Shares of Chipotle (CMG) fell more than 6% Tuesday after the company said that a key measure of sales growth in 2015 may be lower than what Wall Street had expected.
Of course, long-term investors shouldn't be crying in their burrito bowls. The stock is up more than 650% in the past five years.
But Chipotle may be a victim of its own success. It has proven that there is demand for higher-priced burritos, tacos and quesadillas in a "fast casual" atmosphere in a way that Taco Bell (owned by Yum! Brands (YUM)) never did.
The mighty Q. Enter Qdoba. Chipotle may have the most to fear from this burrito upstart, which currently has more than 600 locations nationwide. Chipotle has more than 1,700 restaurants.
Qdoba, a subsidiary of burger joint Jack in the Box (JACK), announced earlier this month that it will offer guacamole, fajita vegetables, queso and some other "extras" for no additional cost to consumers.
That's a bold move. It could hurt Qdoba's profit margins, particularly since the price of avocados, limes and many other food items used in Mexican cuisine are on the rise. But it's also a clear sign that Qdoba wants to take market share away from Chipotle.
Qdoba fans swear that its food is tastier than the more well-known fare from Chipotle. And if you Google the term "Chipotle vs. Qdoba", you'll find a spirited debate -- with Qdoba often winding up on top in side-by-side burrito taste tests.

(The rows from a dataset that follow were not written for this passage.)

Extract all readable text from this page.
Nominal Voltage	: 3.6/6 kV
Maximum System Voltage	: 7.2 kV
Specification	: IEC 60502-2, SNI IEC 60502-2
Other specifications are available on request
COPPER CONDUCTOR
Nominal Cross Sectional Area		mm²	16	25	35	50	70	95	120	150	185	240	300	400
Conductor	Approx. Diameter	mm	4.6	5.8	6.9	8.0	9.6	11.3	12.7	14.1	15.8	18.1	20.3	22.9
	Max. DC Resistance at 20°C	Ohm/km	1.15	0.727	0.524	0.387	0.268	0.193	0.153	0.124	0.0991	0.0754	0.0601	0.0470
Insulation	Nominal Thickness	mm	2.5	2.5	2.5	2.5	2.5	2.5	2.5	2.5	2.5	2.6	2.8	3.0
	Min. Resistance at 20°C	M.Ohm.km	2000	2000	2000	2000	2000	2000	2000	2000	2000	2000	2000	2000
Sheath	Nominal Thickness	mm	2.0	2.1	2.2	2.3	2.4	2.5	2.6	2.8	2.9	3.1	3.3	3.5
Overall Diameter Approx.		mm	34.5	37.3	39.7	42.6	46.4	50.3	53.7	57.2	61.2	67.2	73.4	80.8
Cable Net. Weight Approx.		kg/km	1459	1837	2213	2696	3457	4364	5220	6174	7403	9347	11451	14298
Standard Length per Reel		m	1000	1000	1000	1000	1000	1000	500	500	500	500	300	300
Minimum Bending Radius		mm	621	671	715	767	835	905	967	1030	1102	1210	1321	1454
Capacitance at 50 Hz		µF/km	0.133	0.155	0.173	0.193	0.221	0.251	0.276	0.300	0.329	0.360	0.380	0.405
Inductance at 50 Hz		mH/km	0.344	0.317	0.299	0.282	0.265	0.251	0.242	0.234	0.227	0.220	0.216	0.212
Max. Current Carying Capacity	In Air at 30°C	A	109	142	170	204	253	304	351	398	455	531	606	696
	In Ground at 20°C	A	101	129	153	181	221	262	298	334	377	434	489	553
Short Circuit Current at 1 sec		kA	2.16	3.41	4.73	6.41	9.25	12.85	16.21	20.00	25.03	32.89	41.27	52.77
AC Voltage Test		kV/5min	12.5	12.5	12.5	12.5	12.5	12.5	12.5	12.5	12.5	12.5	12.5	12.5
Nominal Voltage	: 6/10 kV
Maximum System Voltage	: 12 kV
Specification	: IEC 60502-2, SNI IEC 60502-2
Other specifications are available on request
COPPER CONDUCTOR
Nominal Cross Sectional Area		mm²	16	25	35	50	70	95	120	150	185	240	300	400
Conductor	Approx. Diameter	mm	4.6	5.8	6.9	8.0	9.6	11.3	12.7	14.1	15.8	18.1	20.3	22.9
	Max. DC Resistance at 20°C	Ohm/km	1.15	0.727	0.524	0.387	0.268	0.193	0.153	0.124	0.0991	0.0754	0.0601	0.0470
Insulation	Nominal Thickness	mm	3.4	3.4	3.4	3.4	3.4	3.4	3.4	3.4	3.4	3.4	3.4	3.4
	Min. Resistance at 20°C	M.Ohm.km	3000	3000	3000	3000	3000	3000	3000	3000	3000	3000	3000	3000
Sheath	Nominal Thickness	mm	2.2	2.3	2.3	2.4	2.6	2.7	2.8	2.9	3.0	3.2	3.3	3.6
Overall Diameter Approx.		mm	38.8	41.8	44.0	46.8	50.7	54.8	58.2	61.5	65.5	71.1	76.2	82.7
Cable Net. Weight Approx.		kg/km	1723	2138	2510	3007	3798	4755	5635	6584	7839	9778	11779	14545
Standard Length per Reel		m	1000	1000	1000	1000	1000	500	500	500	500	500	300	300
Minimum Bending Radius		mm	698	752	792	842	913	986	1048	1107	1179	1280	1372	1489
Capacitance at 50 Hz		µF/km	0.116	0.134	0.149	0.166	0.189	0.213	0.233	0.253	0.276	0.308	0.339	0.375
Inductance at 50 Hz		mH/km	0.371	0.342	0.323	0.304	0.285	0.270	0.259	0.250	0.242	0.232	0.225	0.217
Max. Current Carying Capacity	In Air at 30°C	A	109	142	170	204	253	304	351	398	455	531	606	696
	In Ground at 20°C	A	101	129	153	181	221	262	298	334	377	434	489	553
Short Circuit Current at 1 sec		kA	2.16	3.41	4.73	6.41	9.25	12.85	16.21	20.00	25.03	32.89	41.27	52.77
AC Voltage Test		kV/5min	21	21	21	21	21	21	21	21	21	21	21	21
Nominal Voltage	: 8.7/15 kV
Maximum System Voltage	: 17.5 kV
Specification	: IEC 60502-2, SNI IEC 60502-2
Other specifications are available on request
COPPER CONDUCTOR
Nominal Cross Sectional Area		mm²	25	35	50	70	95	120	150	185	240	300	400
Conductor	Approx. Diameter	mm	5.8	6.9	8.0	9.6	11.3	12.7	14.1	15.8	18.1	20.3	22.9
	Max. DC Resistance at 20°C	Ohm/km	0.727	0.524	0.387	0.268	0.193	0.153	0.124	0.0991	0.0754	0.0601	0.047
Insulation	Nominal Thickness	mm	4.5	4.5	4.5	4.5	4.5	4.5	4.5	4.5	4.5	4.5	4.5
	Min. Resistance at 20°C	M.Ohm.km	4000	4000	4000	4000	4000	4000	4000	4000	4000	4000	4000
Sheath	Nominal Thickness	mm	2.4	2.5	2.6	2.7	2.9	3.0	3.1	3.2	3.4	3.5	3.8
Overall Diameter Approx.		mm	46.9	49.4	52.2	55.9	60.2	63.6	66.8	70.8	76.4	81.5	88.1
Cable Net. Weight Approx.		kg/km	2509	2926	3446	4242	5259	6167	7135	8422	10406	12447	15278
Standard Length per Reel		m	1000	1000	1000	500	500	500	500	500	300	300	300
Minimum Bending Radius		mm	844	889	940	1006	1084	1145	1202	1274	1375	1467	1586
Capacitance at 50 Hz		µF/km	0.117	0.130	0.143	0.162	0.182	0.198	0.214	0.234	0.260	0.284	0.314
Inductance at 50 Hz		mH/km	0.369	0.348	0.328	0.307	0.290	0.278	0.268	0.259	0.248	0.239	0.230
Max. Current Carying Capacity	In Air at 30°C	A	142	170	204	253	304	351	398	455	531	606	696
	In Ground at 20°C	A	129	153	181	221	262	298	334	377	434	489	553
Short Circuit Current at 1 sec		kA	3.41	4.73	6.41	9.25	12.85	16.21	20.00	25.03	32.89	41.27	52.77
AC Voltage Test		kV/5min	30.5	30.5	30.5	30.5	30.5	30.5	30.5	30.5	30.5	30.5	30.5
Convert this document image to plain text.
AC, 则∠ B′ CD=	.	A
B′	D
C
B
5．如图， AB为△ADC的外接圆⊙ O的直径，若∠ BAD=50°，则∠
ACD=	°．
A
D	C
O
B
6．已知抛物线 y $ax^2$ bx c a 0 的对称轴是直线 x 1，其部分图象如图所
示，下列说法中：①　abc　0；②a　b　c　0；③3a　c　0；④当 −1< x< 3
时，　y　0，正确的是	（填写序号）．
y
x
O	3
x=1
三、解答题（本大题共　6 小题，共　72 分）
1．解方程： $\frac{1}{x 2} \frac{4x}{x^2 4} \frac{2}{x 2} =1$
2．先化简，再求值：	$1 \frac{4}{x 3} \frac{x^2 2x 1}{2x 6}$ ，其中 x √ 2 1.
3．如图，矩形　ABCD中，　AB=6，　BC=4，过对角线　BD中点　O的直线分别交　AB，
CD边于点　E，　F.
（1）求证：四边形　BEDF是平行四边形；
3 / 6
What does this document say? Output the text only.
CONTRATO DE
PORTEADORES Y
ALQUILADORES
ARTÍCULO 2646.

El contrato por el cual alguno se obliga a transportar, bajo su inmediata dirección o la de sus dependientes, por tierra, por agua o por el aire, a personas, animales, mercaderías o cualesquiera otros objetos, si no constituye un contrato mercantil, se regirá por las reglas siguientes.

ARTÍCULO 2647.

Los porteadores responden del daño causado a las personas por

Investors have taken notice as well. Shares of Jack in the Box are up 37% this year, compared to a 15% jump for Chipotle. And Jack in the Box's stock is not far from its all-time high either.
Qdoba is the reason why Wall Street is so excited. Its same-store sales (which measures sales at restaurants open for a year) increased 7.5% in its most recent quarter from a year ago. Sales at the Jack in the Box restaurants were up just 2.4% during the same period.
The company has embraced social media, with big Facebook, Instagram and Twitter campaigns for its Mango Mojo sauce and various queso combinations. It had customers vote for their favorite cheese sauce this spring in a showdown it dubbed #QuesoBliss.
Chipotle is still doing extremely well. Now it's worth noting that Chipotle's growth is much higher than Qdoba's. Its same-store sales rose nearly 20% in the quarter.
So why are investors so bummed? It's because Chipotle is predicting that same-store sales will only rise in the low-to-mid single-digits next year.
Wall Street is all about momentum right now. Qdoba has more of it. It reported same-store sales growth of just 1.3% a year ago. Sales growth is on the upswing while Chipotle seems to be finding it difficult to keep its muy caliente pace of sales increases intact.
It shouldn't be a surprise. This happens to most high-growth consumer companies. Inevitably, they reach a saturation point and also have to deal with tougher competition. Just ask Starbucks (SBUX) and Whole Foods (WFM).
It doesn't help that Chipotle trades at a price that's more gourmet than fast casual. Even after Tuesday's drop, the stock is valued at 35 times 2015 earnings estimates. Jack in the Box trades at 24 times 2015 forecasts. That's not a screaming bargain either. But it's a lot cheaper than Chipotle.